The company, which was host to a high-profile visit from President Obama in May 2010, intends to file for Chapter 11 while it evaluates options, including a sale of the business and licensing of its technology.
Despite what it calls “strong growth in the first half of 2011 and traction in North America with a number of orders for very large commercial rooftops,” the company says its could not achieve full-scale operations quickly enough to compete with the resources of larger foreign manufacturers.
“This competitive challenge was exacerbated by a global oversupply of solar panels and a severe compression of prices that in part resulted from uncertainty in governmental incentive programs in Europe and the decline in credit markets that finance solar systems,” Solyndra said in a statement.
Reuters blames competition from low-cost Chinese solar manufacturers for the company’s bankruptcy and reports that Solyndra is the third major solar manufacturer to seek bankruptcy protection in the past month.
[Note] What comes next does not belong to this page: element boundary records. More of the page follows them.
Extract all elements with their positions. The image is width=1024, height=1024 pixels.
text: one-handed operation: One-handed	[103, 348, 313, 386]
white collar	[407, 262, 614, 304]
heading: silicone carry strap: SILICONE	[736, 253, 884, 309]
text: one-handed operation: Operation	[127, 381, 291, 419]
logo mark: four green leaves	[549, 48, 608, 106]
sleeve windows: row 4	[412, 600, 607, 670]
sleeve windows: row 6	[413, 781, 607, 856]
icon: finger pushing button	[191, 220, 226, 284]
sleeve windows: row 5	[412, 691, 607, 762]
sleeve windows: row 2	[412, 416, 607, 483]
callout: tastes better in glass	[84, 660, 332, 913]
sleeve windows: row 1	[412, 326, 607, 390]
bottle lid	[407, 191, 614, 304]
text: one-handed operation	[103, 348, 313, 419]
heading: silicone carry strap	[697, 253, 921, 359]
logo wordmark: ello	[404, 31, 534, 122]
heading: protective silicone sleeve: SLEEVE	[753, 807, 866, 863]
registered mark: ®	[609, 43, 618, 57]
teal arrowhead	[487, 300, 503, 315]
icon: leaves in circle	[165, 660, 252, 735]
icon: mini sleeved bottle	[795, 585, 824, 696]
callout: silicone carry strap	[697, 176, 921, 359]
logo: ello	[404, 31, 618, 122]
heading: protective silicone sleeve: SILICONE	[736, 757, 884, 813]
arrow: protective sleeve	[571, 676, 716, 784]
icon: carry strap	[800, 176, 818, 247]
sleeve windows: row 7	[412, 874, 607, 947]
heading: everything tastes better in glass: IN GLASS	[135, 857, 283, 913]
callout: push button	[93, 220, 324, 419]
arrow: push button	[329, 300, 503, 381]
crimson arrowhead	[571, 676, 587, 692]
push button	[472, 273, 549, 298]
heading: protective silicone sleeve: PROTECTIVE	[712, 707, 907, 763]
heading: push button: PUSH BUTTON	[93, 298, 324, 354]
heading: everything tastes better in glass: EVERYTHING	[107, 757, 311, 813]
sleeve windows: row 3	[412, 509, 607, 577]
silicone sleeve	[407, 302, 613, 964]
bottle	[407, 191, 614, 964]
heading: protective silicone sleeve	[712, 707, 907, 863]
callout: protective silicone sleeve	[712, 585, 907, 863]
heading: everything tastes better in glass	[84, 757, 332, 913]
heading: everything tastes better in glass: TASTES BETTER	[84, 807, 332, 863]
Evergreen Solar filed for Chapter 11 two weeks ago. Four days later SpectraWatt Inc followed suit, the news agency said.
The House Energy & Commerce Committee has been investigating a $535 million loan guarantee made to Solyndra by the U.S. Department of Energy in the spring of 2009.
“It is clear that Solyndra was a dubious investment,” said committee chairman Fred Upton (R-MI), in response to the bankruptcy announcement.